How to Calculate a Hash of a file that is 1 Terabyte and over?

If you have a 1 million MB file, and your system can read this file at 100MB/s, then

  • 1TB * 1000(TB/GB) = 1000 GB
  • 1000GB * 1000(MB/GB) = 1 million MB
  • 1 million MB/100(MB/s) = 10 thousand seconds
  • 10000s/3600(s/hr) = 2.77... hr
  • Therefore, a 100MB/s system has a hard floor of 2.77... hrs to even read the file in the first place, even before whatever additional total time may be required to compute a hash.

Your expectations are probably unrealistic - don't try to calculate a faster hash until you can perform a faster file read.


Old and already answered, but you may try to select specific chunks of file.

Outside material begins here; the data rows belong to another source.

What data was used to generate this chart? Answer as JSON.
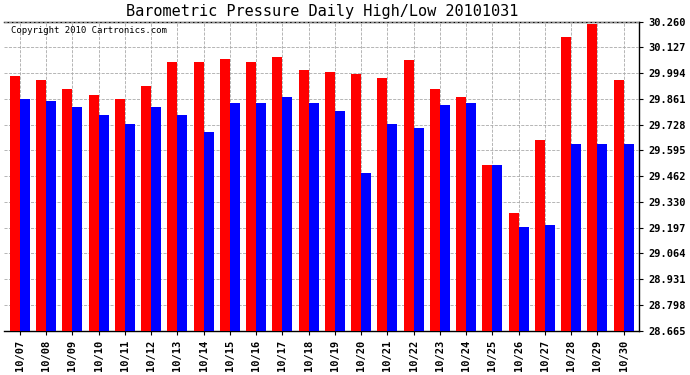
{
  "title": "Barometric Pressure Daily High/Low 20101031",
  "copyright": "Copyright 2010 Cartronics.com",
  "dates": [
    "10/07",
    "10/08",
    "10/09",
    "10/10",
    "10/11",
    "10/12",
    "10/13",
    "10/14",
    "10/15",
    "10/16",
    "10/17",
    "10/18",
    "10/19",
    "10/20",
    "10/21",
    "10/22",
    "10/23",
    "10/24",
    "10/25",
    "10/26",
    "10/27",
    "10/28",
    "10/29",
    "10/30"
  ],
  "highs": [
    29.98,
    29.96,
    29.91,
    29.88,
    29.86,
    29.93,
    30.05,
    30.05,
    30.07,
    30.05,
    30.08,
    30.01,
    30.0,
    29.99,
    29.97,
    30.06,
    29.91,
    29.87,
    29.52,
    29.27,
    29.65,
    30.18,
    30.25,
    29.96
  ],
  "lows": [
    29.86,
    29.85,
    29.82,
    29.78,
    29.73,
    29.82,
    29.78,
    29.69,
    29.84,
    29.84,
    29.87,
    29.84,
    29.8,
    29.48,
    29.73,
    29.71,
    29.83,
    29.84,
    29.52,
    29.2,
    29.21,
    29.63,
    29.63,
    29.63
  ],
  "high_color": "#ff0000",
  "low_color": "#0000ff",
  "bg_color": "#ffffff",
  "grid_color": "#aaaaaa",
  "ymin": 28.665,
  "ymax": 30.26,
  "yticks": [
    28.665,
    28.798,
    28.931,
    29.064,
    29.197,
    29.33,
    29.462,
    29.595,
    29.728,
    29.861,
    29.994,
    30.127,
    30.26
  ],
  "title_fontsize": 11,
  "tick_fontsize": 7.5,
  "bar_width": 0.38
}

There is a perl solution i found somewhere and it that seems effective, code not mine:

#!/usr/bin/perl

use strict;
use Time::HiRes qw[ time ];
use Digest::MD5;

sub quickMD5 {
    my $fh = shift;
    my $md5 = new Digest::MD5->new;

    $md5->add( -s $fh );

    my $pos = 0;
    until( eof $fh ) {
        seek $fh, $pos, 0;
        read( $fh, my $block, 4096 ) or last;
        $md5->add( $block );
        $pos += 2048**2;
    }
    return $md5;
}

open FH, '<', $ARGV[0] or die $!;
printf "Processing $ARGV[0] : %u bytes\n", -s FH;

my $start = time;
my $qmd5 = quickMD5( *FH );
printf "Partial MD5 took %.6f seconds\n", time() - $start;
print "Partial MD5: ", $qmd5->hexdigest, "\n";

Basically the script perform MD5 on first 4KB for every 4MB block in file (actually original one did every 1MB).